Ancien fonctionnaire de Washington, cet américain a développé en France une variété de quinoa qui cartonne dans les cuisines étoilées. Surprise : il n’a rien contre les OGM et en mange même au petit déjeuner !
Il parle des premières bouchées comme d’une révélation, une découverte gustative restée figée dans sa mémoire à jamais : « C’était quelque chose de très léger, un peu amer, avec un côté rustique, animal, beaucoup d’aspérité », se remémore Romain Meder. Regard doux, lèvres joyeuses, le chef du Plaza Athénée reçoit à sa « table », un après-midi pluvieux de mai. Dans cette petite pièce en marbre blanc blottie dans les sous-sols du palace, le temps semble s’être inexorablement arrêté : « J’étais frappé », raconte-t-il. « Cela n’avait rien à voir avec le quinoa bolivien. Le goût, la tex
ture, c’était différent ».
Le souvenir remonte à l’hiver 2014. Romain Meder se délecte de quinoa d’Anjou pour la première fois et immédiatement saisi, intronise la petite graine angevine à la table du Plaza. D’autres chefs ont, depuis, emboîté le pas. Vincent Maillard, cette saison, au Byblos à Saint-Tropez. Stéphane Rouville, il y a un an, au Château Gratien à Saumur. Tous cuisinent et célèbrent ce quinoa du terroir produit, depuis dix ans, par 300 agriculteurs du Maine-et-Loire. Il est en réalité le pari d’un homme : Jason Abbott, un Américain suffisamment génial et déluré pour imaginer faire pousser la graine des Incas dans la région d’Angers. C'était une pure folie. Depuis l’époque précolombienne, le quinoa est cultivé autour du Salar d’Uyuni, le plus grand désert de sel au monde. Une terre qui allie sécheresse et températures allant jusqu’à –20°C. Mais Jason Abbott y a cru. Et voilà sa manne « sans résidu de pesticide » à la carte des plus grands restaurants français. « C’est vraiment un honneur, c’est cool », lancet-il, le regard bleu rieur, pointé sur le chapitre qu’Alain Ducasse lui consacre dans son ouvrage
Naturalité. La voix est directe. Elle claque comme ses santiags.
BOL DE « CRACKS »
À 40 ans, Jason Abbott n’est pas du sérail. Sa filière est née en 2008 d’un partenariat entre la Coopérative des Pays de La Loire et Abbottagra, sa société. Chaque année, 2500 tonnes de quinoa d’Anjou sont semées. Une partie des récoltes est reversée en « royalties » à la « ferme expérimentale » : une construction de bois vert perdue au milieu des champs, sorte de laboratoire de recherche à ciel ouvert, S.A. spécialisée dans l’acquisition de connaissances techniques et agronomiques autour de la graine andine naturalisée. C’est à la fois son lieu de travail et son refuge familial. Ici, à bord de son quad ou de sa Peugeot blanche, Jason roule sur l’existence avec légèreté. C’est un ancien fonctionnaire de Washington qui cultive des manières simples et un parler cash de farmer. Un enfant du Tennessee qui se vit et qui se vend comme le porte-drapeau du made in France. Un défenseur du « manger
mieux », bon vivant, toujours friand des tablées joyeuses, des combinaisons culinaires pas vraiment orthodoxes. Le jour de la rencontre, il exhibe, sur son smartphone, une photo de son petit-déjeuner : un bol de « cracks », des petites billes hyperprotéinées à base de farine de quinoa d'Anjou, vendues dans une boîte aux couleurs agressives, comme un pastiche des packagings industriels. Le tout est saupoudré d’Oreo : le « bonheur ». C’est sa fantaisie et sa douceur quotidienne, une pièce rapportée de ses années américaines.

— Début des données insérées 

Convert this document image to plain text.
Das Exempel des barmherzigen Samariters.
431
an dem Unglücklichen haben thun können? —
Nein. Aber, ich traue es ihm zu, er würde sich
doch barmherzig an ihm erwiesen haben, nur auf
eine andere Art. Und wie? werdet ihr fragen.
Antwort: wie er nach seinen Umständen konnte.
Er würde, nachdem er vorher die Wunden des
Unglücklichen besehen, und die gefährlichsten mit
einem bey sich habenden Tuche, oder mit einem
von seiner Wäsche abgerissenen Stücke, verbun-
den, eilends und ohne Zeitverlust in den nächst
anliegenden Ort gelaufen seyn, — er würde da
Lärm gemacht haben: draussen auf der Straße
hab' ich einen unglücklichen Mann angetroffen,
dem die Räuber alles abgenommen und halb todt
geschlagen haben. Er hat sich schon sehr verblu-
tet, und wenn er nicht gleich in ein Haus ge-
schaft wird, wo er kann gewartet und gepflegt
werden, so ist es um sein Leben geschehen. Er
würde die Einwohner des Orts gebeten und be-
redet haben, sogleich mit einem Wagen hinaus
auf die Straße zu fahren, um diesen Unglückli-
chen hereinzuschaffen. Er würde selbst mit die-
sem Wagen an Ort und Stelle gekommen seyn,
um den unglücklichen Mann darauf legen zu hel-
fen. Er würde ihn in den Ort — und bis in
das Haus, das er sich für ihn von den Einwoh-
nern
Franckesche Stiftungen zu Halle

Étudiant, le jeune homme se voyait plutôt dans le commerce international. Erre un temps au bout d’un couloir poussiéreux du ministère de l’agriculture américain. Se marie à une Française, Maud, rencontrée quelques années plus tôt, à la « cafet » de l’Université de Tennessee- Knoxville. C’est elle qui gère aujourd’hui la partie commerciale de la filière quinoa d’Anjou. : « J'avais très
envie de partir à l'étranger », raconte-t-il. En 2003, les époux s’envolent pour le Chili. Là-bas, Jason Abbott travaille dans une entreprise de multiplication de semences. Avant qu’une place
d’agronome en France se libère. Et que l’arrivée d’un enfant vienne tout basculer.
BIENTÔT AU SUPERMARCHÉ
Sa fille, Luta-Jane, est intolérante au gluten. Jason Abbott découvre alors le quinoa, ce « riz
extraordinaire », qui n’en contient pas. D’une jolie formule, il dit : « C’est comme la basse d’un groupe de musique. Le quinoa c’est ce qui est derrière, ce qui vient donner corps sans dominer l’expérience ». En 2007, il participe au premier Symposium international du sans gluten en Hollande. Entre deux conférences, il fait la connaissance de professeurs de l'Université de Wageningen qui cherchent à développer des variétés européennes de quinoa.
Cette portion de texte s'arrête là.